Tuesday, 8 May 2012
Beef, Beer and Black Pudding Soup
Then I started writing a blog about soup. And I started thinking a little bit more about where the food I eat came from, how good it tasted and how much it cost, and (along with my current efforts to get a bit more healthy) I thought 'maybe I could try little bit harder'.
Incidentally, if you aren't currently in Yorkshire and didn't make any Bilberry jam, Red Currant jelly works just as well, and any black pudding can be used, although you can order Yorkshire Black Pudding from here
300g Beef Skirt
2 Small Onions
1 Large Carrot
3tbsp Mashed Potato
2 Bay Leaves
1tsp Fresh Thyme
250g Yorkshire Black Pudding
800ml Beef Stock
2tbsp Bilberry Jam
125g Button Mushrooms
1. Slice the beef into thin strips and then fry until brown. I used beef dripping for this as it gives that extra bit of meaty flavour, but feel free to use oil if you want. Set the beef to one side
2. Thinly slice the onions and fry them in the same pan, until golden.

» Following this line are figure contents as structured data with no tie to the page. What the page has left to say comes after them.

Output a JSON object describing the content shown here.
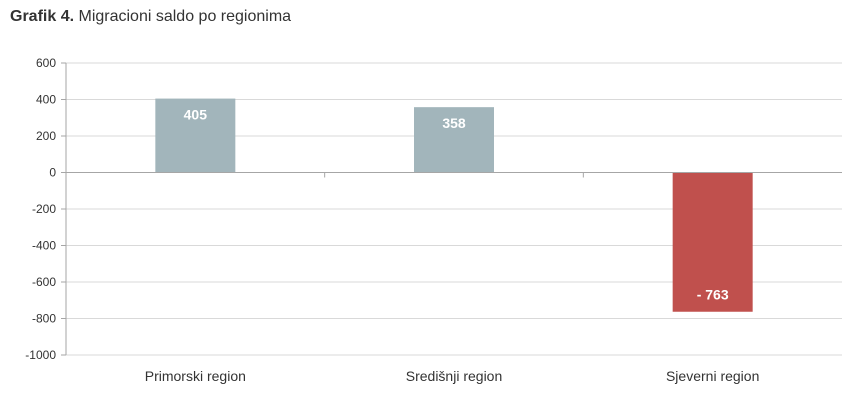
{
  "title": {
    "prefix": "Grafik 4.",
    "text": "Migracioni saldo po regionima"
  },
  "colors": {
    "positive": "#a2b5bb",
    "negative": "#c0504d",
    "grid": "#d9d9d9",
    "axis": "#a6a6a6"
  },
  "chart_data": {
    "type": "bar",
    "title": "Grafik 4. Migracioni saldo po regionima",
    "categories": [
      "Primorski region",
      "Središnji region",
      "Sjeverni region"
    ],
    "values": [
      405,
      358,
      -763
    ],
    "data_labels": [
      "405",
      "358",
      "- 763"
    ],
    "ylim": [
      -1000,
      600
    ],
    "yticks": [
      600,
      400,
      200,
      0,
      -200,
      -400,
      -600,
      -800,
      -1000
    ],
    "grid": true,
    "legend": "none"
  }
}
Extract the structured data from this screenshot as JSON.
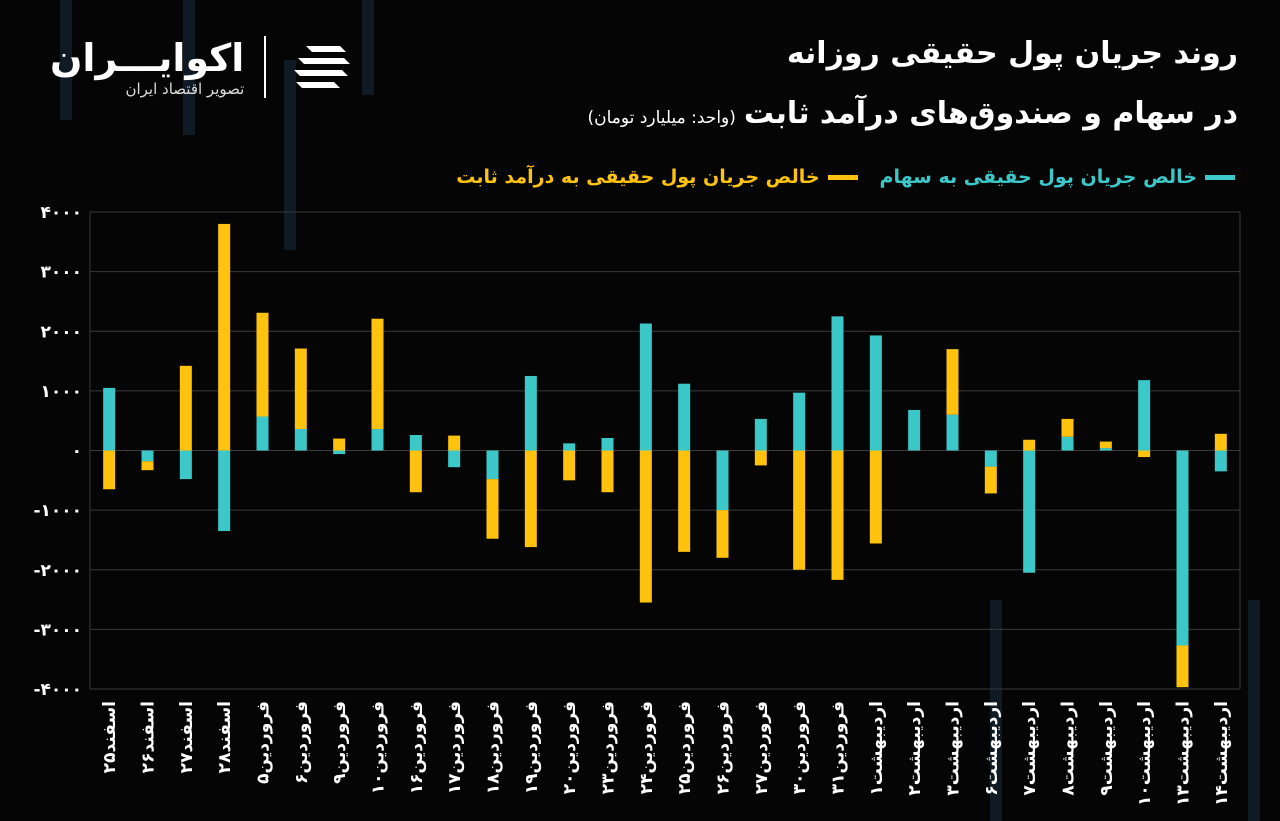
{
  "header": {
    "title_line1": "روند جریان پول حقیقی روزانه",
    "title_line2": "در سهام و صندوق‌های درآمد ثابت",
    "unit": "(واحد: میلیارد تومان)"
  },
  "brand": {
    "name": "اکوایـــران",
    "subtitle": "تصویر اقتصاد ایران",
    "logo_icon": "ecoiran-logo-icon"
  },
  "colors": {
    "background": "#050505",
    "stocks": "#3cc8c8",
    "fixed_income": "#ffc20e",
    "grid": "#3a3a3a"
  },
  "chart_data": {
    "type": "bar",
    "stacked": true,
    "categories": [
      "۲۵اسفند",
      "۲۶اسفند",
      "۲۷اسفند",
      "۲۸اسفند",
      "۵فروردین",
      "۶فروردین",
      "۹فروردین",
      "۱۰فروردین",
      "۱۶فروردین",
      "۱۷فروردین",
      "۱۸فروردین",
      "۱۹فروردین",
      "۲۰فروردین",
      "۲۳فروردین",
      "۲۴فروردین",
      "۲۵فروردین",
      "۲۶فروردین",
      "۲۷فروردین",
      "۳۰فروردین",
      "۳۱فروردین",
      "۱اردیبهشت",
      "۲اردیبهشت",
      "۳اردیبهشت",
      "۶اردیبهشت",
      "۷اردیبهشت",
      "۸اردیبهشت",
      "۹اردیبهشت",
      "۱۰اردیبهشت",
      "۱۳اردیبهشت",
      "۱۴اردیبهشت"
    ],
    "series": [
      {
        "name": "خالص جریان پول حقیقی به سهام",
        "values": [
          1050,
          -180,
          -480,
          -1350,
          570,
          360,
          -60,
          360,
          260,
          -280,
          -480,
          1250,
          120,
          210,
          2130,
          1120,
          -1000,
          530,
          970,
          2250,
          1930,
          680,
          600,
          -270,
          -2050,
          230,
          40,
          1180,
          -3270,
          -350
        ]
      },
      {
        "name": "خالص جریان پول حقیقی به درآمد ثابت",
        "values": [
          -650,
          -150,
          1420,
          3800,
          1740,
          1350,
          200,
          1850,
          -700,
          250,
          -1000,
          -1620,
          -500,
          -700,
          -2550,
          -1700,
          -800,
          -250,
          -2000,
          -2170,
          -1560,
          0,
          1100,
          -450,
          180,
          300,
          110,
          -110,
          -700,
          280
        ]
      }
    ],
    "y_ticks": [
      4000,
      3000,
      2000,
      1000,
      0,
      -1000,
      -2000,
      -3000,
      -4000
    ],
    "y_tick_labels": [
      "۴۰۰۰",
      "۳۰۰۰",
      "۲۰۰۰",
      "۱۰۰۰",
      "۰",
      "-۱۰۰۰",
      "-۲۰۰۰",
      "-۳۰۰۰",
      "-۴۰۰۰"
    ],
    "ylim": [
      -4000,
      4000
    ],
    "grid": true,
    "legend": "top-right"
  }
}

3. Cut the carrots into small cubes. Put them in a slow cooker with the onions, beef thyme and bay leaves. Top up the slow cooker with the beer and stock and then add the bilberry jam and black pudding cubes. Finally, add the mashed potato. This is a good way of thickening things cooked in a slow cooker. However, you could just use cornflour instead. Turn the slow cooker on and leave to cook for 4 hours
4. Fry the button mushrooms in butter for 5 minutes, until they start to colour.
5. Heat the oven and cook your puff-pastry (I used pre-prepared stuff form the shop for this, rolled onto a baking tray and cut into squares of about 3 cm)
6. Serve the soup into dishes and then garnish with the mushrooms and puff pastry squares. Enjoy!